Breaking down the general QCTO artisan training course curriculum requirements, Nell says that 20% of the 540 credits, 108 credits, is allocated to theory; a second 20%/108 credits to practical Institutionaltraining at a training facility; while a third 20% is allocated to relevant workplace experience. This applies to all occupations.
The remaining 40% is left up to individual training committees to allocate depending on needs of their occupation.
“For welding, we decided to increase the practical institutional training by a further 10%, from 108 credits to 162 credits. The remaining 30% was allocated to workplace experience, which was raised from 108 credits to 270 credits,” notes Nell.
Being based on the Bratislava Agreement’s International Welder curriculum, the QCTO’s Occupational Certificate: Welder is structured around practical cutting and welding activities, including: performing cutting operations using oxy-fuel, carbon arc and plasma processes; producing fillet welds on plate; producing fillet welds on pipe; producing butt or groove welds on plate; and producing butt or groove welds on pipe – with each positional skill having to be developed using SMAW (MMA), GTAW (TIG), GMAW (MIG/MAG) and FCAW processes.
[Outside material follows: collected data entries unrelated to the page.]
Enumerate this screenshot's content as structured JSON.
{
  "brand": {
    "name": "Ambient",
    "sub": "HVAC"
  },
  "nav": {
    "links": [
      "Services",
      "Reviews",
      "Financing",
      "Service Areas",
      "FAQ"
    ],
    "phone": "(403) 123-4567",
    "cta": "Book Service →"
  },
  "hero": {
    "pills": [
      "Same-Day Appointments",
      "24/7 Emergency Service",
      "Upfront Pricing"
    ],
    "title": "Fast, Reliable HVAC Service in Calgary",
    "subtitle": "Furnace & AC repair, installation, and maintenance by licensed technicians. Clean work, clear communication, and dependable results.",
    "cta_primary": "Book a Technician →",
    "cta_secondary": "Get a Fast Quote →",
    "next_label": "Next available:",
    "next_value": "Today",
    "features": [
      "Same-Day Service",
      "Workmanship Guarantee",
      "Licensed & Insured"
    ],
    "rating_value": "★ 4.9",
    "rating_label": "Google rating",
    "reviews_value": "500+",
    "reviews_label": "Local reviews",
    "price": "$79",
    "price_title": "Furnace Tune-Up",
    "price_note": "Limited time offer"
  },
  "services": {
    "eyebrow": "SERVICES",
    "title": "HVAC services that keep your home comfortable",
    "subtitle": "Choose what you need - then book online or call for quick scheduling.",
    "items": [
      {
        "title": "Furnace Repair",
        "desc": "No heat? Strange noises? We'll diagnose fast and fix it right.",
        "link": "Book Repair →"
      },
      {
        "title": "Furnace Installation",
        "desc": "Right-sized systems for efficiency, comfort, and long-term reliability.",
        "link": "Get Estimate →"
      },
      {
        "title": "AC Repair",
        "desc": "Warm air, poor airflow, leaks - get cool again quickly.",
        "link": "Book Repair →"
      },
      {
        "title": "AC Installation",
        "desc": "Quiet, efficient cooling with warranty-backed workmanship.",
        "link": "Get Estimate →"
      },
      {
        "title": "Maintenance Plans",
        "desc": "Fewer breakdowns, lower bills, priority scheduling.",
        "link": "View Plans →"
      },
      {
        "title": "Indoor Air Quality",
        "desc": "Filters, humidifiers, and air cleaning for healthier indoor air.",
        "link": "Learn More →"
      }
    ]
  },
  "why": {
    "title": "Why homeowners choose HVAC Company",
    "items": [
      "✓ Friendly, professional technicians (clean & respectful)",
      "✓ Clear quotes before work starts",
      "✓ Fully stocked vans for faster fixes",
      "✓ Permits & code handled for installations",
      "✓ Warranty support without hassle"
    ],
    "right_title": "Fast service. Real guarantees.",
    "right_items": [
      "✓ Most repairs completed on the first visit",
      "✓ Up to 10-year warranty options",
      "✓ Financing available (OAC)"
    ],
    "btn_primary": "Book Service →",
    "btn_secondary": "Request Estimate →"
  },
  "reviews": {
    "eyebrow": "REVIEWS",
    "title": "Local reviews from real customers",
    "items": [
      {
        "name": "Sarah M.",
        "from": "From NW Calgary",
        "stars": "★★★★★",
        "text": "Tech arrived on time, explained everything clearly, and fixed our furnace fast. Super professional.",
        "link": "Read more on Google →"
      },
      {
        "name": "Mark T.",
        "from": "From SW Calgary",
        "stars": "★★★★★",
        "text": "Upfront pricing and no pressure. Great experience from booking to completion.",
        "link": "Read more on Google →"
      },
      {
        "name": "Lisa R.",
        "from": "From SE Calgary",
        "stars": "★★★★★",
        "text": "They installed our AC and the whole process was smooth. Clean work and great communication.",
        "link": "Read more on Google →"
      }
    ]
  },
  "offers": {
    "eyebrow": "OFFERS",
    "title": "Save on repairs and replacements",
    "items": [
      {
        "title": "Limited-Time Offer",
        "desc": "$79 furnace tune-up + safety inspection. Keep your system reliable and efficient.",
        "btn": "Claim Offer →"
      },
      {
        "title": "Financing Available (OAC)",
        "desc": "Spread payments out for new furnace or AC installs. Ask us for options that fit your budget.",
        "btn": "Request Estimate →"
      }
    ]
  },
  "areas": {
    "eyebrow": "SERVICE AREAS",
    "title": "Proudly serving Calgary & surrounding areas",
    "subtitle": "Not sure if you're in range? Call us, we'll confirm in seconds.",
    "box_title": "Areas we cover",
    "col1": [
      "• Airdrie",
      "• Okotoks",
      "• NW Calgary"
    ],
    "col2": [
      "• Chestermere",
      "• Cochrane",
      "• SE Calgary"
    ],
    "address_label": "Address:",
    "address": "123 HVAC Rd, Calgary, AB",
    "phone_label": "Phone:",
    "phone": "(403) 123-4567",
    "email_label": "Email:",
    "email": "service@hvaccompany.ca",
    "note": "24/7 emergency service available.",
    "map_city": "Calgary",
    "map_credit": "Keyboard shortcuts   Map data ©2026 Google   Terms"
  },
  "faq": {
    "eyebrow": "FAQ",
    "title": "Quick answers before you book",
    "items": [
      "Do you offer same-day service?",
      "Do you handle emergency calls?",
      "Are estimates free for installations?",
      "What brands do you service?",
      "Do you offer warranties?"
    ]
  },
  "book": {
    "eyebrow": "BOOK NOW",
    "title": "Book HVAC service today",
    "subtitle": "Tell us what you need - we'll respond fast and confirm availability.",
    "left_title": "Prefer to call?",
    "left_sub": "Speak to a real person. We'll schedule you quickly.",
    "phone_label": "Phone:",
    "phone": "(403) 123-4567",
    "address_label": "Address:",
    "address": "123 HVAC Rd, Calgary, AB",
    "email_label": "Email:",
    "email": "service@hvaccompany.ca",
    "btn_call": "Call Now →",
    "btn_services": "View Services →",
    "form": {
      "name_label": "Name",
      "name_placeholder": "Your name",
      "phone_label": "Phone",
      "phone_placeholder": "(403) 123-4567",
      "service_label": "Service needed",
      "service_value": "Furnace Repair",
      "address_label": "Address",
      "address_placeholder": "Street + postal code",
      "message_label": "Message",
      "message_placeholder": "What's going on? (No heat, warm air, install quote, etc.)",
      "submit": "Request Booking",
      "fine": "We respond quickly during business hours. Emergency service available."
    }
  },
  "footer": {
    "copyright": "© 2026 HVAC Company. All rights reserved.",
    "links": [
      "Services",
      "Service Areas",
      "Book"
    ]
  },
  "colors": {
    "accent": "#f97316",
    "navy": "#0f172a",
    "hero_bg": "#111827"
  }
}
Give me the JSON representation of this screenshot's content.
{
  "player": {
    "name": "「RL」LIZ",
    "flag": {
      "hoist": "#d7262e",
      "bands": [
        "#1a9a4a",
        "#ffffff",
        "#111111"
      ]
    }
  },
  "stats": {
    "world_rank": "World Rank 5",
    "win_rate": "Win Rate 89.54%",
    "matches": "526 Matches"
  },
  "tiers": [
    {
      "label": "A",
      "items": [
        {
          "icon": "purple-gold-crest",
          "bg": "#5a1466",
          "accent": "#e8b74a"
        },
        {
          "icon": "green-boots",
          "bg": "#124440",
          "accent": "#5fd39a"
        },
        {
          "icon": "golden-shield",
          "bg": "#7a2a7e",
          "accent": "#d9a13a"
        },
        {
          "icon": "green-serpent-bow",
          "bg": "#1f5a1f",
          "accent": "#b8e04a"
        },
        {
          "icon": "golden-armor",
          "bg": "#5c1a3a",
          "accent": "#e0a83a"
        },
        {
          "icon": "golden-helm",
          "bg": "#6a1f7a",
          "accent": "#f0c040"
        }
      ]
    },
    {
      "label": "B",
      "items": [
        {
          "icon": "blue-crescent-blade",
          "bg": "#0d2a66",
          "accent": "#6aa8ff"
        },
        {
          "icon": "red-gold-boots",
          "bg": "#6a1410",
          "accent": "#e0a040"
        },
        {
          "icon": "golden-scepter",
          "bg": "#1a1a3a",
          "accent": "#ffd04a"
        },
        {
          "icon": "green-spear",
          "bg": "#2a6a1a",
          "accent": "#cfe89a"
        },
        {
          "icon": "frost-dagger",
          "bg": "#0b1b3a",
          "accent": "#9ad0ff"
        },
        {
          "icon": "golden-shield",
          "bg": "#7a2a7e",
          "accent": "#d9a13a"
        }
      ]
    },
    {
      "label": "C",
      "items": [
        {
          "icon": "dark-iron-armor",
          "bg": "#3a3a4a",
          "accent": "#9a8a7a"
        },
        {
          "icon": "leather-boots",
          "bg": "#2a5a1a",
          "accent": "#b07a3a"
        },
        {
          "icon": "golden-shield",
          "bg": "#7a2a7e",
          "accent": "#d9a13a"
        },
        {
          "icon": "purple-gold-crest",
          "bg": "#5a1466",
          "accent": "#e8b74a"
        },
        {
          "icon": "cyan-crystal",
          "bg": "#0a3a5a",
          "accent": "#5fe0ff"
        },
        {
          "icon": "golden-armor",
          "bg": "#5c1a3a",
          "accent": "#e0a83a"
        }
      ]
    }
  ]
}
“From now on, all welding training providers will have to comply with this structure – and the instructors delivering the theory component need to be qualified artisans themselves, with experience and the requisite knowledge components,” Nell says.
Also, the training provider will not be allowed to administer the trade tests themselves. TVET colleges have been earmarked for delivering these trade tests. Any provider can train, if accredited, but TVET colleges that provide welder training will not be allowed to also administer the test.
“While the curriculum is written and ready, the welding trade test development is yet to be completed,” Nell says. This is being done via the National Artisans Moderation Board (NAMB), also with Nell’s participation. “We are currently determining the requirements and assessment criteria and, once completed, we will proceed to the approval of testing facilities,” he says.
Summarising the new approach Nell lists the following advantages:
1 This is a listed trade qualification that falls within the Occupational Qualifications Framework of the NQF of South Africa.
2 Industries employ welders qualified as artisans, but they need them to perform the code certification requirements using ‘Coded Welders‘ according to the relevant national standard applicable to the scope of work, (PER or Structural)
3 The implementation strives to eliminate skills imports by providing highly skilled local welders to our labour market.
4 The availability of this qualification, aligned to international standards is regarded as an important resource to support national artisan development.
“This qualification ensures that a sound skills base is developed at artisan level that will serve as the foundation for achieving the coded welder status required by the national standards used in South Africa,” he adds.
“We at the SAIW have been IIW-focused for over 16 years now and we have already applied for QCTO accreditation for our training school. Our 2017 intake of foundation students will be the first group to be taken through the new QCTO-curriculum,” Nell concludes.